After summarization of the current researches on axial compressive behavior of FRP-confined RC columns, the experiments contain 13 components and divide them into three groups including reference group and two corner radius group. Effects of steel, corner radius and layers of CFRP (Carbon Fiber Reinforced Polymer) on axial capacity of CFRP-confined RC rectangular short columns are analyzed. In the experiments, the failure modes show that steel and longitudinal reinforcement yield. Then the concrete in core of section is crushed. In the final, CFRP reaches the maximum strain and ruptures which represent the failure of components. Through analysis, with the increase of corner radius, the axial capacity increases. Also, stress concentration in the corner is relieved; effective tensile strain of CFRP increases. Lateral compressive stress subjected to concrete increases leads to increase of axial capacity despite the cross section is shrunk.
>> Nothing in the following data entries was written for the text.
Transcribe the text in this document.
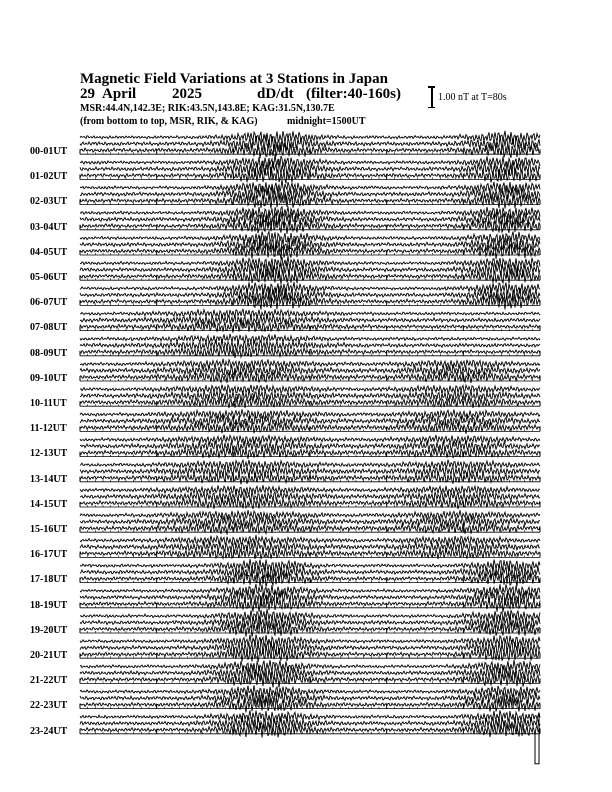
Magnetic Field Variations at 3 Stations in Japan
29 April 2025	dD/dt (filter:40-160s)
MSR:44.4N,142.3E; RIK:43.5N,143.8E; KAG:31.5N,130.7E
(from bottom to top, MSR, RIK, & KAG)	midnight=1500UT
1.00 nT at T=80s
00-01UT
01-02UT
02-03UT
03-04UT
04-05UT
05-06UT
06-07UT
07-08UT
08-09UT
09-10UT
10-11UT
11-12UT
12-13UT
13-14UT
14-15UT
15-16UT
16-17UT
17-18UT
18-19UT
19-20UT
20-21UT
21-22UT
22-23UT
23-24UT
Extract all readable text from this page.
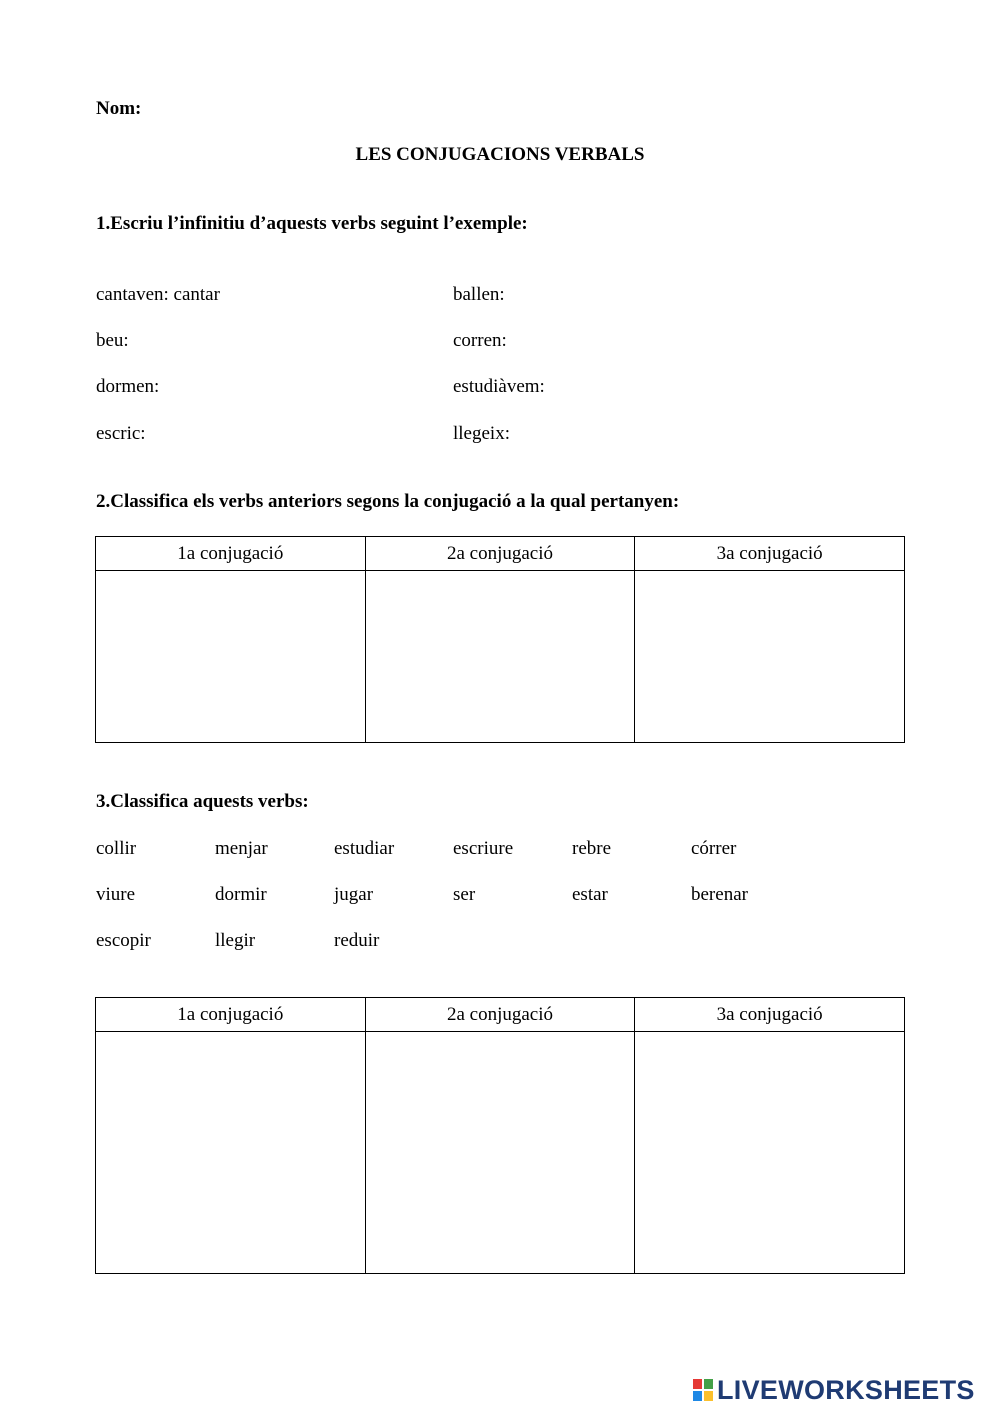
Nom:
LES CONJUGACIONS VERBALS
1.Escriu l’infinitiu d’aquests verbs seguint l’exemple:
cantaven: cantar	ballen:
beu:	corren:
dormen:	estudiàvem:
escric:	llegeix:
2.Classifica els verbs anteriors segons la conjugació a la qual pertanyen:
1a conjugació	2a conjugació	3a conjugació

3.Classifica aquests verbs:
collir	menjar	estudiar	escriure	rebre	córrer
viure	dormir	jugar	ser	estar	berenar
escopir	llegir	reduir
1a conjugació	2a conjugació	3a conjugació

LIVEWORKSHEETS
With the increase of corner radius, the failure modes transfer from softening confinement to hardening confinement. The descending portion in the load-displacement curve is disappeared. In addition, with the increase of CFRP layers, the ductility of components is enhanced.On the basis of experiment, numerical methods are conducted using ABAQUS software to simulate the axial compressive behavior of CFRP-confined RC rectangular short columns. The distribution of compressive stress and circumferential strain in CFRP is analyzed. In result, after increasing the corner radius, the compressive stress in the core cross section of 1/2 height of column is enhanced under the ultimate capacity. However, the compressive stress in the corner of section is reduced. Plus, with the increase of corner radius, the circumferential strain of CFRP is increased and the deviation of value is reduced.On the basis of numerical simulation and current theory, the equations linking corner radius to effective FRP tensile strain are proposed, considering the modified corner radius for rectangular section. With respect to concrete tri-axial stress theory, the ratio between maximum principal stress and minimum principal can effective reflect the effect of corner radius on strength of concrete. Thus, on the basis of numerical analysis, stress ratio valued 0.003, σ1,/σ3=0.003, is proposed to divide the effective confinement area and ineffective confinement area and consider σ1,/σ3=0.008 as enhancement area.